MediaOne's decision to buck the industry trend by not choosing a conditional access scheme based on either Scientific-Atlanta or General Instrument technology comes as both a breath of fresh air and a case of an MSO finally putting its money where its mouth is.
Instead of offering up the usual lip-service about wanting to open the market to a wider range of set-top manufacturers, MediaOne has the foresight and guts to actually do just that by giving the nod to Canal+ Technologies and its Mediaguard software. With a single stroke of a pen, MediaOne has legitimized Cable Television Laboratories' OpenCable project, which specifies a standardized digital set-top with a separate conditional access device, known as a "POD" (or "point of deployment" device). By disconnecting the conditional access from the set-top, cable operators are free to allow retail sale of the hardware, while closely controlling access to premium services via the POD.

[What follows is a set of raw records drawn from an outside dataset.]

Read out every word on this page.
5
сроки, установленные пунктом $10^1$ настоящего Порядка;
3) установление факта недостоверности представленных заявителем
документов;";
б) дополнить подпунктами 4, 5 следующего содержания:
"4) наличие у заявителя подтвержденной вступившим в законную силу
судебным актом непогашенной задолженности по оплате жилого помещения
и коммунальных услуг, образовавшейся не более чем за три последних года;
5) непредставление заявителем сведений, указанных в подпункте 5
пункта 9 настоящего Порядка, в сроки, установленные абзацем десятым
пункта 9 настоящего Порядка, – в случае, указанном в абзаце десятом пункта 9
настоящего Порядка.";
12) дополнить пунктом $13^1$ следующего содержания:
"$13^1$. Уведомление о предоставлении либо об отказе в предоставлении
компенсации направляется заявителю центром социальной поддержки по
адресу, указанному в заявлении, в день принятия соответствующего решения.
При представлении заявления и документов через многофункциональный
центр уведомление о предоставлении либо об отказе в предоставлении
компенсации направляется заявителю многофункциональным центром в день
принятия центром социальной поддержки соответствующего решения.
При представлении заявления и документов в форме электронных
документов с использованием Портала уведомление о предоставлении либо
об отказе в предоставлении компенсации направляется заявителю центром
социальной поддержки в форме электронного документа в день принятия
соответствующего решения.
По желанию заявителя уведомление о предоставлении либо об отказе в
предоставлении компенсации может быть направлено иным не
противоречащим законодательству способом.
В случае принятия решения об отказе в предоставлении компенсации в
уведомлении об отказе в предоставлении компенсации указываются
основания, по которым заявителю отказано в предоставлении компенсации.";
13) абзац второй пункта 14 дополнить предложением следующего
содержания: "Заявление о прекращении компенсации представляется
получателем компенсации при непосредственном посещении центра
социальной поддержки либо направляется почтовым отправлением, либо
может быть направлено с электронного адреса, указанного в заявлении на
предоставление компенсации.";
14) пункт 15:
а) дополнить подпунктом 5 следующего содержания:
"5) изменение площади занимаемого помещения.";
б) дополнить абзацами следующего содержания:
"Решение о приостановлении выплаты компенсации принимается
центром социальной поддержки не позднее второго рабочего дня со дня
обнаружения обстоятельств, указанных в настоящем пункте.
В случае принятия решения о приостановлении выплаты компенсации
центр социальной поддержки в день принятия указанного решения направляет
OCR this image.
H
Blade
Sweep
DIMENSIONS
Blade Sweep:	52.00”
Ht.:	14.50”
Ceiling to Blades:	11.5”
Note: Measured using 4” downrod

Up until MediaOne's announcement, however, surprisingly little progress toward that goal had been made. In fact, it could be argued that the industry had done everything possible to scare off potential manufacturers. Pace Microsystems, a U.K.-based set-top manufacturer, is one such spurned suitor-after acquiring a technology license from GI, the company eventually pulled back after it failed to find a customer who was willing to use it as more than leverage to get a lower price from someone else.
For the industry's two leading set-top makers, the MediaOne/Canal+/Philips/ Divicom deal should come as a wake-up call. For although both General Instrument and Scientific-Atlanta have publicly pledged their support of an open standard, the two have done little to foster one. Even their "historic" agreement to share their analog secrets (remember the "Harmony" agreement?) was largely symbolic-because the all-important descrambling keys haven't even been exchanged with one another.
Bud Wonsiewicz, MediaOne's chief technical officer, and his staff should be commended for finally breaking the logjam that threatened to keep the cable industry beholden to just two major suppliers. With a true standard in place, the cable industry will soon find itself able to pick and choose from a variety of suppliers-of both PODs and set-tops.
Thanks to this watershed announcement, it's likely that five years from now, U.S. cable customers will be able to shop at electronics stores and mass merchandise outlets and choose from several different brands of set-tops. World-class manufacturers now have an open standard on which to build product. Then the fun begins, because I have a sneaking suspicion a wide variety of new and neat applications will find their way into the device.